These posters help highlight the benefits of removing Melbourne’s level crossings. I worked with my art director in the concept stage to find the right composition and feel. After a photoshoot, I retouched the shots and designed the layout. This layout was then adapted across poster, billboard and digital specs.
Adaptable Press Layout
I also designed a press layout, reflecting what we were doing with the primary key visual. As these press ads tend to get very information heavy, I split the elements into easily digestible snippets, using colourful icons and box systems to house each bit of information. These were set up into a template that could be adapted for a variable amount of content.
LXRA Office Fitout
The Level Crossing Removal Authority needed something for their new office walls.

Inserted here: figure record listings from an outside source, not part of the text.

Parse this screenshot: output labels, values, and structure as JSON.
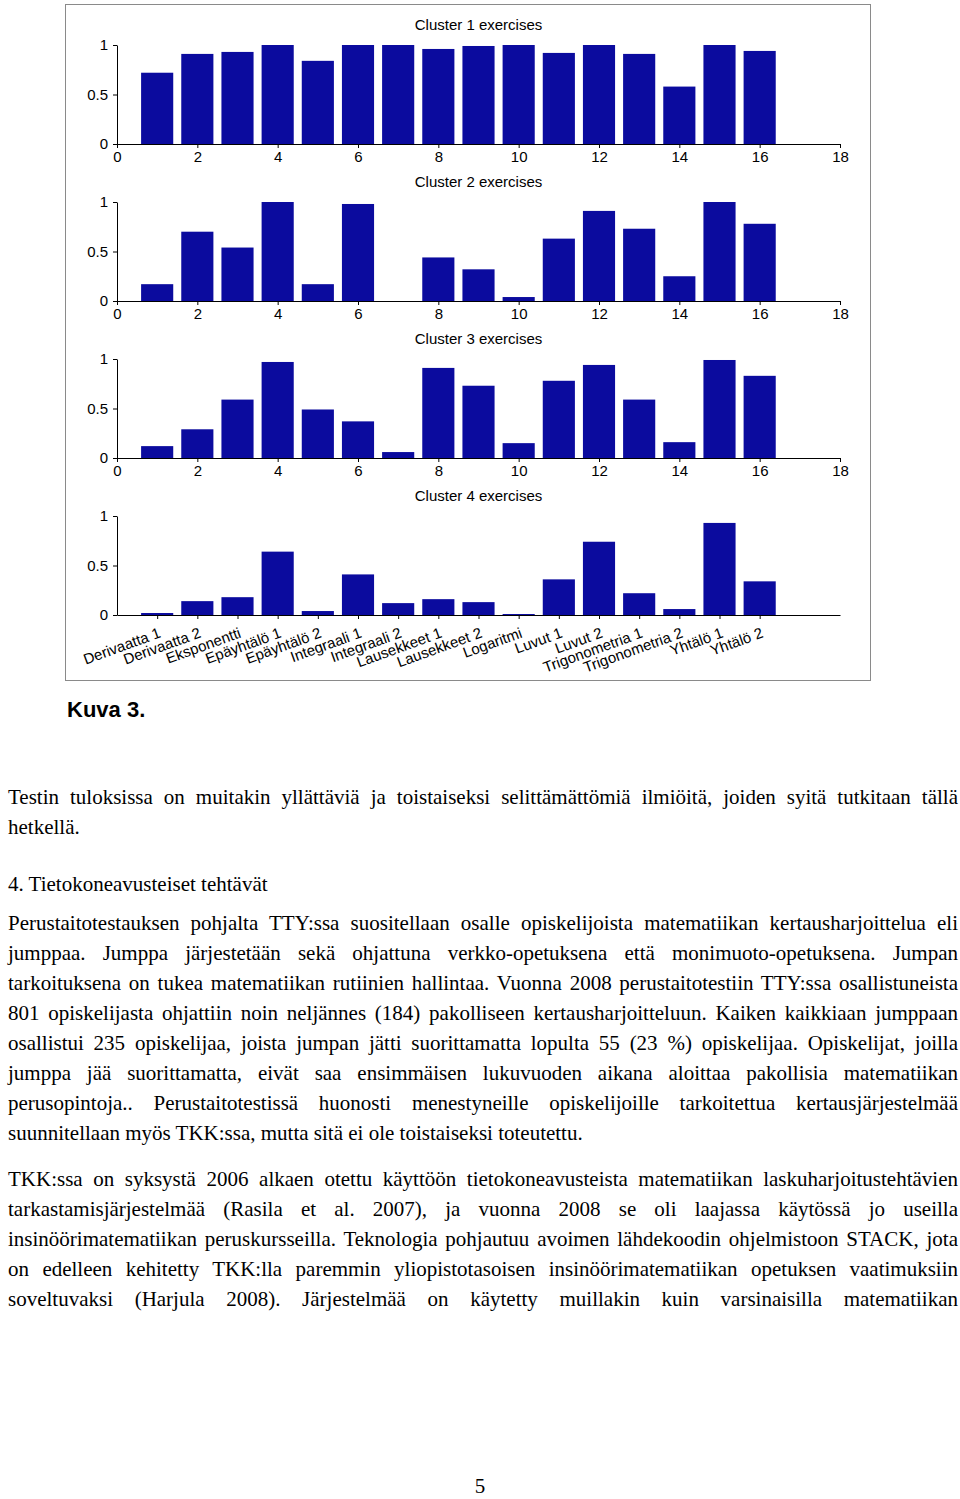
{
  "chart_data": [
    {
      "type": "bar",
      "title": "Cluster 1 exercises",
      "x": [
        1,
        2,
        3,
        4,
        5,
        6,
        7,
        8,
        9,
        10,
        11,
        12,
        13,
        14,
        15,
        16
      ],
      "values": [
        0.72,
        0.91,
        0.93,
        1.0,
        0.84,
        1.0,
        1.0,
        0.96,
        0.99,
        1.0,
        0.92,
        1.0,
        0.91,
        0.58,
        1.0,
        0.94
      ],
      "color": "#0b0b9e",
      "xlim": [
        0,
        18
      ],
      "xticks": [
        0,
        2,
        4,
        6,
        8,
        10,
        12,
        14,
        16,
        18
      ],
      "ylim": [
        0,
        1
      ],
      "yticks": [
        0,
        0.5,
        1
      ]
    },
    {
      "type": "bar",
      "title": "Cluster 2 exercises",
      "x": [
        1,
        2,
        3,
        4,
        5,
        6,
        7,
        8,
        9,
        10,
        11,
        12,
        13,
        14,
        15,
        16
      ],
      "values": [
        0.17,
        0.7,
        0.54,
        1.0,
        0.17,
        0.98,
        0,
        0.44,
        0.32,
        0.04,
        0.63,
        0.91,
        0.73,
        0.25,
        1.0,
        0.78
      ],
      "color": "#0b0b9e",
      "xlim": [
        0,
        18
      ],
      "xticks": [
        0,
        2,
        4,
        6,
        8,
        10,
        12,
        14,
        16,
        18
      ],
      "ylim": [
        0,
        1
      ],
      "yticks": [
        0,
        0.5,
        1
      ]
    },
    {
      "type": "bar",
      "title": "Cluster 3 exercises",
      "x": [
        1,
        2,
        3,
        4,
        5,
        6,
        7,
        8,
        9,
        10,
        11,
        12,
        13,
        14,
        15,
        16
      ],
      "values": [
        0.12,
        0.29,
        0.59,
        0.97,
        0.49,
        0.37,
        0.06,
        0.91,
        0.73,
        0.15,
        0.78,
        0.94,
        0.59,
        0.16,
        0.99,
        0.83
      ],
      "color": "#0b0b9e",
      "xlim": [
        0,
        18
      ],
      "xticks": [
        0,
        2,
        4,
        6,
        8,
        10,
        12,
        14,
        16,
        18
      ],
      "ylim": [
        0,
        1
      ],
      "yticks": [
        0,
        0.5,
        1
      ]
    },
    {
      "type": "bar",
      "title": "Cluster 4 exercises",
      "x": [
        1,
        2,
        3,
        4,
        5,
        6,
        7,
        8,
        9,
        10,
        11,
        12,
        13,
        14,
        15,
        16
      ],
      "categories": [
        "Derivaatta 1",
        "Derivaatta 2",
        "Eksponentti",
        "Epäyhtälö 1",
        "Epäyhtälö 2",
        "Integraali 1",
        "Integraali 2",
        "Lausekkeet 1",
        "Lausekkeet 2",
        "Logaritmi",
        "Luvut 1",
        "Luvut 2",
        "Trigonometria 1",
        "Trigonometria 2",
        "Yhtälö 1",
        "Yhtälö 2"
      ],
      "values": [
        0.02,
        0.14,
        0.18,
        0.64,
        0.04,
        0.41,
        0.12,
        0.16,
        0.13,
        0.01,
        0.36,
        0.74,
        0.22,
        0.06,
        0.93,
        0.34
      ],
      "color": "#0b0b9e",
      "xlim": [
        0,
        18
      ],
      "ylim": [
        0,
        1
      ],
      "yticks": [
        0,
        0.5,
        1
      ]
    }
  ],
  "document": {
    "caption": "Kuva 3.",
    "intro": "Testin tuloksissa on muitakin yllättäviä ja toistaiseksi selittämättömiä ilmiöitä, joiden syitä tutkitaan tällä hetkellä.",
    "section_title": "4. Tietokoneavusteiset tehtävät",
    "section_paragraphs": [
      "Perustaitotestauksen pohjalta TTY:ssa suositellaan osalle opiskelijoista matematiikan kertausharjoittelua eli jumppaa. Jumppa järjestetään sekä ohjattuna verkko-opetuksena että monimuoto-opetuksena. Jumpan tarkoituksena on tukea matematiikan rutiinien hallintaa. Vuonna 2008 perustaitotestiin TTY:ssa osallistuneista 801 opiskelijasta ohjattiin noin neljännes (184) pakolliseen kertausharjoitteluun. Kaiken kaikkiaan jumppaan osallistui 235 opiskelijaa, joista jumpan jätti suorittamatta lopulta 55 (23 %) opiskelijaa. Opiskelijat, joilla jumppa jää suorittamatta, eivät saa ensimmäisen lukuvuoden aikana aloittaa pakollisia matematiikan perusopintoja.. Perustaitotestissä huonosti menestyneille opiskelijoille tarkoitettua kertausjärjestelmää suunnitellaan myös TKK:ssa, mutta sitä ei ole toistaiseksi toteutettu.",
      "TKK:ssa on syksystä 2006 alkaen otettu käyttöön tietokoneavusteista matematiikan laskuharjoitustehtävien tarkastamisjärjestelmää (Rasila et al. 2007), ja vuonna 2008 se oli laajassa käytössä jo useilla insinöörimatematiikan peruskursseilla. Teknologia pohjautuu avoimen lähdekoodin ohjelmistoon STACK, jota on edelleen kehitetty TKK:lla paremmin yliopistotasoisen insinöörimatematiikan opetuksen vaatimuksiin soveltuvaksi (Harjula 2008). Järjestelmää on käytetty muillakin kuin varsinaisilla matematiikan"
    ],
    "page_number": "5"
  }
}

This would be a mix of photography and graphical elements: reflecting ongoing planning and construction work.
The office was open and light-filled: heavy graphics wouldn’t be appropriate. These needed to be visually strong, but not overpoweringly so.
I creating a connecting dots pattern to tie together all walls and elements. Each crossing to be removed is represented by a closed circle, connected to each other via their railway lines. These are then cross connected to create the finished pattern, representing the connection between railway lines and their relationship between each another.
It was important for the artwork to retain as much white space as possible. With that in mind, I created sets of shapes for each level.
Level 9 has tall diagonal stripes, reminiscent of the pattern found on level crossing barriers. Level 10 has angular triangles converging to a point, directly derived from the visual perspective of a platform’s safety yellow line.
The frosted windows are set up as a cropped preview of a specific railway line, with the crossings to be removed marked.
While each level has it’s unique shape, they share treatment, elements and the connecting dot pattern. I selected colours that complement and tie in directly with the office furniture each individual wall sits next to.
I mapped the office so that each area has a specific line assigned to it. So, imagery of construction on the Frankston Line has frosted glass of the Frankston line next to it. And so on.
This pin wall is one of the first things seen on arrival at the office. Each of the 50 crossing sites is represented by a large pin bolt, and physically linked to each other along their railway line. As each crossing is removed, each pin will be replaced with a green pin.